La fórmula del progreso democrático

Hace unos días, en un programa de televisión, Francisco de Narváez dio una breve clase magistral sobre la eficiencia en la gestión. ¡En sus palabras, todo parecía tan fácil! Uno tras otro, sin embargo, vemos fracasar a los gobiernos cuando administran el Estado. Lo que parece tan fácil desde la oposición, ¿resulta tan difícil entonces desde el poder? ¿Por qué gobernar conduce tantas veces al fracaso, en tanto que oponerse se presenta como el anticipo de un éxito inminente, que sólo perece diluirse al día siguiente de haber sido alcanzada la ilusión de la plenitud del poder?

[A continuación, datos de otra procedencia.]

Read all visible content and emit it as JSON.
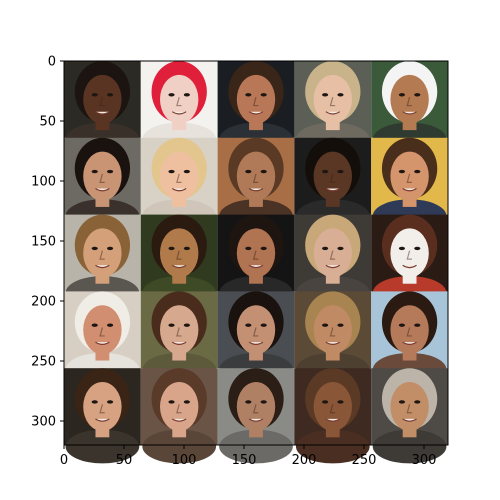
{
  "chart_data": {
    "type": "image",
    "grid_rows": 5,
    "grid_cols": 5,
    "xlim": [
      0,
      320
    ],
    "ylim": [
      320,
      0
    ],
    "x_ticks": [
      0,
      50,
      100,
      150,
      200,
      250,
      300
    ],
    "y_ticks": [
      0,
      50,
      100,
      150,
      200,
      250,
      300
    ],
    "x_tick_labels": [
      "0",
      "50",
      "100",
      "150",
      "200",
      "250",
      "300"
    ],
    "y_tick_labels": [
      "0",
      "50",
      "100",
      "150",
      "200",
      "250",
      "300"
    ],
    "grid": false,
    "tiles": [
      {
        "name": "face-tile",
        "bg": "#2b2a24",
        "skin": "#5a3423",
        "hair": "#1c1410",
        "shirt": "#3a302a"
      },
      {
        "name": "face-tile",
        "bg": "#f4f2ef",
        "skin": "#f0cfc4",
        "hair": "#e0203a",
        "shirt": "#e8e2dc"
      },
      {
        "name": "face-tile",
        "bg": "#1a1d22",
        "skin": "#b87858",
        "hair": "#3a2618",
        "shirt": "#2b2f36"
      },
      {
        "name": "face-tile",
        "bg": "#5c5f55",
        "skin": "#e6bfa4",
        "hair": "#c9b38a",
        "shirt": "#6e6a60"
      },
      {
        "name": "face-tile",
        "bg": "#3a5a3a",
        "skin": "#b47a52",
        "hair": "#f4f4f4",
        "shirt": "#2f3a30"
      },
      {
        "name": "face-tile",
        "bg": "#6c6a62",
        "skin": "#c89474",
        "hair": "#1a120e",
        "shirt": "#3a302c"
      },
      {
        "name": "face-tile",
        "bg": "#d8d2c6",
        "skin": "#eec0a0",
        "hair": "#e2c68e",
        "shirt": "#cfc5b8"
      },
      {
        "name": "face-tile",
        "bg": "#a86e46",
        "skin": "#b07a58",
        "hair": "#5a3a24",
        "shirt": "#4a3224"
      },
      {
        "name": "face-tile",
        "bg": "#1c1c1c",
        "skin": "#5a3624",
        "hair": "#140e0a",
        "shirt": "#2a2a2a"
      },
      {
        "name": "face-tile",
        "bg": "#e2b84a",
        "skin": "#d4946c",
        "hair": "#4a2e1c",
        "shirt": "#2e3a56"
      },
      {
        "name": "face-tile",
        "bg": "#b8b4aa",
        "skin": "#d4a07a",
        "hair": "#8a6238",
        "shirt": "#5a5650"
      },
      {
        "name": "face-tile",
        "bg": "#2f3a1e",
        "skin": "#b07a4a",
        "hair": "#2a1a10",
        "shirt": "#3e4a26"
      },
      {
        "name": "face-tile",
        "bg": "#141414",
        "skin": "#b07452",
        "hair": "#1e1410",
        "shirt": "#282828"
      },
      {
        "name": "face-tile",
        "bg": "#3e3a36",
        "skin": "#d8ae94",
        "hair": "#c8a878",
        "shirt": "#4a4440"
      },
      {
        "name": "face-tile",
        "bg": "#2a1c14",
        "skin": "#f2eeea",
        "hair": "#5a2e1e",
        "shirt": "#b83a2a"
      },
      {
        "name": "face-tile",
        "bg": "#d8cfc4",
        "skin": "#d28e70",
        "hair": "#f0ece6",
        "shirt": "#e6e2dc"
      },
      {
        "name": "face-tile",
        "bg": "#6a6a44",
        "skin": "#d6a88e",
        "hair": "#4a2c1c",
        "shirt": "#5c5a3a"
      },
      {
        "name": "face-tile",
        "bg": "#4a4e52",
        "skin": "#c49074",
        "hair": "#1a120e",
        "shirt": "#3a3c3e"
      },
      {
        "name": "face-tile",
        "bg": "#5a4a36",
        "skin": "#c08a64",
        "hair": "#a88450",
        "shirt": "#4e4030"
      },
      {
        "name": "face-tile",
        "bg": "#a8c4d8",
        "skin": "#b47a5a",
        "hair": "#2a1a12",
        "shirt": "#6a4a3a"
      },
      {
        "name": "face-tile",
        "bg": "#2c2620",
        "skin": "#d6a282",
        "hair": "#3a2416",
        "shirt": "#3a342c"
      },
      {
        "name": "face-tile",
        "bg": "#6a5446",
        "skin": "#d8a48a",
        "hair": "#5a3a28",
        "shirt": "#5a4638"
      },
      {
        "name": "face-tile",
        "bg": "#8a8a86",
        "skin": "#b08064",
        "hair": "#2a1e16",
        "shirt": "#6c6a66"
      },
      {
        "name": "face-tile",
        "bg": "#3e2a20",
        "skin": "#8a5638",
        "hair": "#5a3a24",
        "shirt": "#4a2e22"
      },
      {
        "name": "face-tile",
        "bg": "#4e4a46",
        "skin": "#c28e68",
        "hair": "#bcb4a8",
        "shirt": "#3e3a36"
      }
    ]
  }
}
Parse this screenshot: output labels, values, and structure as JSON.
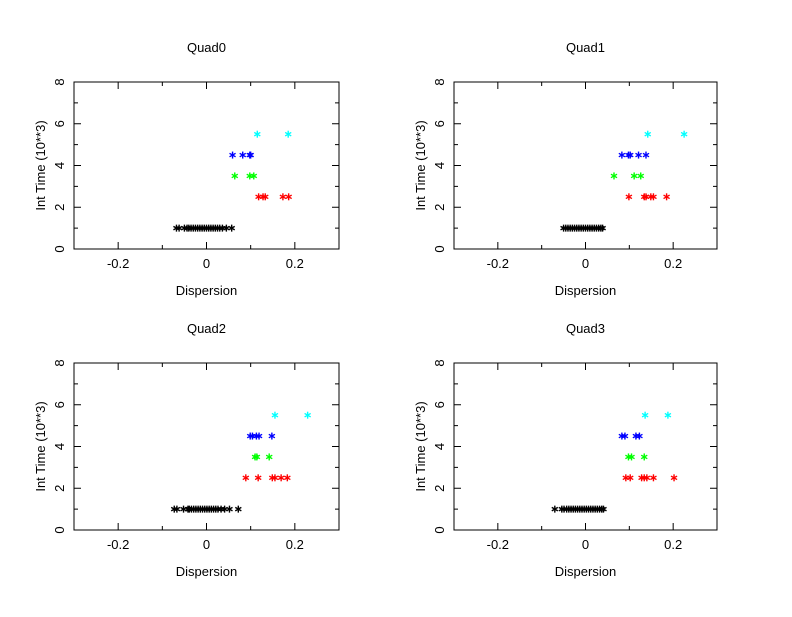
{
  "chart_data": [
    {
      "type": "scatter",
      "title": "Quad0",
      "xlabel": "Dispersion",
      "ylabel": "Int Time (10**3)",
      "xlim": [
        -0.3,
        0.3
      ],
      "ylim": [
        0,
        8
      ],
      "xticks": [
        "-0.2",
        "0",
        "0.2"
      ],
      "yticks": [
        "0",
        "2",
        "4",
        "6",
        "8"
      ],
      "grid": false,
      "series": [
        {
          "color": "#000000",
          "y": 1,
          "x": [
            -0.068,
            -0.062,
            -0.05,
            -0.044,
            -0.04,
            -0.035,
            -0.03,
            -0.025,
            -0.02,
            -0.015,
            -0.01,
            -0.005,
            0,
            0.005,
            0.01,
            0.015,
            0.02,
            0.025,
            0.03,
            0.036,
            0.045,
            0.057
          ]
        },
        {
          "color": "#ff0000",
          "y": 2.5,
          "x": [
            0.118,
            0.128,
            0.133,
            0.173,
            0.186
          ]
        },
        {
          "color": "#00ff00",
          "y": 3.5,
          "x": [
            0.064,
            0.098,
            0.107
          ]
        },
        {
          "color": "#0000ff",
          "y": 4.5,
          "x": [
            0.059,
            0.082,
            0.098,
            0.1
          ]
        },
        {
          "color": "#00ffff",
          "y": 5.5,
          "x": [
            0.115,
            0.185
          ]
        }
      ]
    },
    {
      "type": "scatter",
      "title": "Quad1",
      "xlabel": "Dispersion",
      "ylabel": "Int Time (10**3)",
      "xlim": [
        -0.3,
        0.3
      ],
      "ylim": [
        0,
        8
      ],
      "xticks": [
        "-0.2",
        "0",
        "0.2"
      ],
      "yticks": [
        "0",
        "2",
        "4",
        "6",
        "8"
      ],
      "grid": false,
      "series": [
        {
          "color": "#000000",
          "y": 1,
          "x": [
            -0.05,
            -0.045,
            -0.04,
            -0.035,
            -0.03,
            -0.025,
            -0.02,
            -0.015,
            -0.01,
            -0.005,
            0,
            0.005,
            0.01,
            0.015,
            0.02,
            0.025,
            0.03,
            0.035,
            0.039
          ]
        },
        {
          "color": "#ff0000",
          "y": 2.5,
          "x": [
            0.099,
            0.134,
            0.138,
            0.149,
            0.155,
            0.185
          ]
        },
        {
          "color": "#00ff00",
          "y": 3.5,
          "x": [
            0.065,
            0.111,
            0.126
          ]
        },
        {
          "color": "#0000ff",
          "y": 4.5,
          "x": [
            0.083,
            0.098,
            0.102,
            0.121,
            0.138
          ]
        },
        {
          "color": "#00ffff",
          "y": 5.5,
          "x": [
            0.142,
            0.225
          ]
        }
      ]
    },
    {
      "type": "scatter",
      "title": "Quad2",
      "xlabel": "Dispersion",
      "ylabel": "Int Time (10**3)",
      "xlim": [
        -0.3,
        0.3
      ],
      "ylim": [
        0,
        8
      ],
      "xticks": [
        "-0.2",
        "0",
        "0.2"
      ],
      "yticks": [
        "0",
        "2",
        "4",
        "6",
        "8"
      ],
      "grid": false,
      "series": [
        {
          "color": "#000000",
          "y": 1,
          "x": [
            -0.073,
            -0.067,
            -0.052,
            -0.042,
            -0.039,
            -0.034,
            -0.029,
            -0.024,
            -0.019,
            -0.014,
            -0.009,
            -0.004,
            0.001,
            0.006,
            0.011,
            0.016,
            0.021,
            0.026,
            0.033,
            0.041,
            0.052,
            0.072
          ]
        },
        {
          "color": "#ff0000",
          "y": 2.5,
          "x": [
            0.089,
            0.117,
            0.149,
            0.155,
            0.169,
            0.183
          ]
        },
        {
          "color": "#00ff00",
          "y": 3.5,
          "x": [
            0.11,
            0.114,
            0.142
          ]
        },
        {
          "color": "#0000ff",
          "y": 4.5,
          "x": [
            0.099,
            0.104,
            0.113,
            0.119,
            0.148
          ]
        },
        {
          "color": "#00ffff",
          "y": 5.5,
          "x": [
            0.155,
            0.229
          ]
        }
      ]
    },
    {
      "type": "scatter",
      "title": "Quad3",
      "xlabel": "Dispersion",
      "ylabel": "Int Time (10**3)",
      "xlim": [
        -0.3,
        0.3
      ],
      "ylim": [
        0,
        8
      ],
      "xticks": [
        "-0.2",
        "0",
        "0.2"
      ],
      "yticks": [
        "0",
        "2",
        "4",
        "6",
        "8"
      ],
      "grid": false,
      "series": [
        {
          "color": "#000000",
          "y": 1,
          "x": [
            -0.07,
            -0.054,
            -0.049,
            -0.043,
            -0.038,
            -0.033,
            -0.028,
            -0.023,
            -0.018,
            -0.013,
            -0.008,
            -0.003,
            0.002,
            0.007,
            0.012,
            0.017,
            0.022,
            0.027,
            0.032,
            0.037,
            0.041
          ]
        },
        {
          "color": "#ff0000",
          "y": 2.5,
          "x": [
            0.092,
            0.102,
            0.128,
            0.134,
            0.14,
            0.155,
            0.202
          ]
        },
        {
          "color": "#00ff00",
          "y": 3.5,
          "x": [
            0.098,
            0.105,
            0.134
          ]
        },
        {
          "color": "#0000ff",
          "y": 4.5,
          "x": [
            0.083,
            0.09,
            0.115,
            0.123
          ]
        },
        {
          "color": "#00ffff",
          "y": 5.5,
          "x": [
            0.136,
            0.188
          ]
        }
      ]
    }
  ]
}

Por Mariano Grondona | LA NACION

La oposición, al desplegarse, conlleva las ilusiones, las esperanzas, de los que aspiran al cambio. ¿Por qué esta perspectiva triunfal empieza a tropezar con una escalada de dificultades no bien se inicia el oficio de gobernar? ¿Por qué lo que parecía tan fácil desde el llano se volvió tan difícil poco tiempo después? El ejercicio del poder, en suma, ¿fortalece o debilita?
Hay respuestas a estos interrogantes, que parecen obvios. Que el opositor se hizo ilusiones, por ejemplo, sobre sus posibilidades efectivas de poder. Que lo esperaban muchas más dificultades que las que había previsto. Que gobernar parece más fácil a lo lejos que desde cerca, con los problemas encima. Que, alimentada por su reciente experiencia de poder, la oposición se ha hecho más sabia, enriqueciéndose con nuevos argumentos.
Parece haber, en este sentido, una ley no escrita, pero efectiva, del "rendimiento decreciente del poder", que sube a medida que éste se acerca, pero desciende inmediatamente después, cuando su objetivo parecía al alcance de la mano, a menos que el poder, en su apetito sin freno, se haya transformado en antidemocrático.
El dilema del rendimiento decreciente del poder no tiene una respuesta satisfactoria dentro de un orden que no sea democrático. Si el que tenía el poder inevitablemente lo irá perdiendo con el transcurso del tiempo, sus posibilidades reales son solamente dos: recuperarlo o perderlo. O, con otras palabras, mantener el poder indefinidamente, convirtiéndose en autoritario o antidemocrático, o disolverse al fin en la nada. Solamente los regímenes democráticos podrían escapar de este dilema mediante el principio de la rotación, gracias al cual, mientras unos suben y otros bajan, la suma del conjunto sigue igual. La suma del conjunto sigue igual a sí misma aunque sus componentes individuales hayan ido variando con el ascenso de algunos y el descenso de otros. Éste es el secreto de la estabilidad o la variabilidad de la democracia: ensayo y error, indefinidamente.
Al terminar estas líneas, una conclusión se nos revela, "rebelde", y es que De Narváez podría haber tenido razón. Lo que vino a decir en su comentada entrevista es que, si el gobernante acierta, en esa medida no puede errar. Lo que pasa es que aparecen tantas dificultades en el curso de su razonamiento que errar será aun así la salida más probable. Suponiendo entonces al gobernante más lúcido y mejor intencionado, sus fallas serían aun así inconmensurables.
Somos imperfectos y falibles, por lo visto, pero aún podemos mejorar. En realidad, lo hemos venido haciendo, trabajosamente, en el curso de los años. La fórmula del progreso democrático es insistir día tras día, año tras año. Si miramos hacia atrás, hacia nuestros aciertos y nuestros errores, hemos progresado. No tal vez como hubiéramos deseado. Pero sí como para que quedara, indemne, la esperanza. Como dice el refrán, la esperanza es lo último que se pierde. Digámosle a Francisco que, pese a nuestras fallas, los argentinos no la hemos perdido.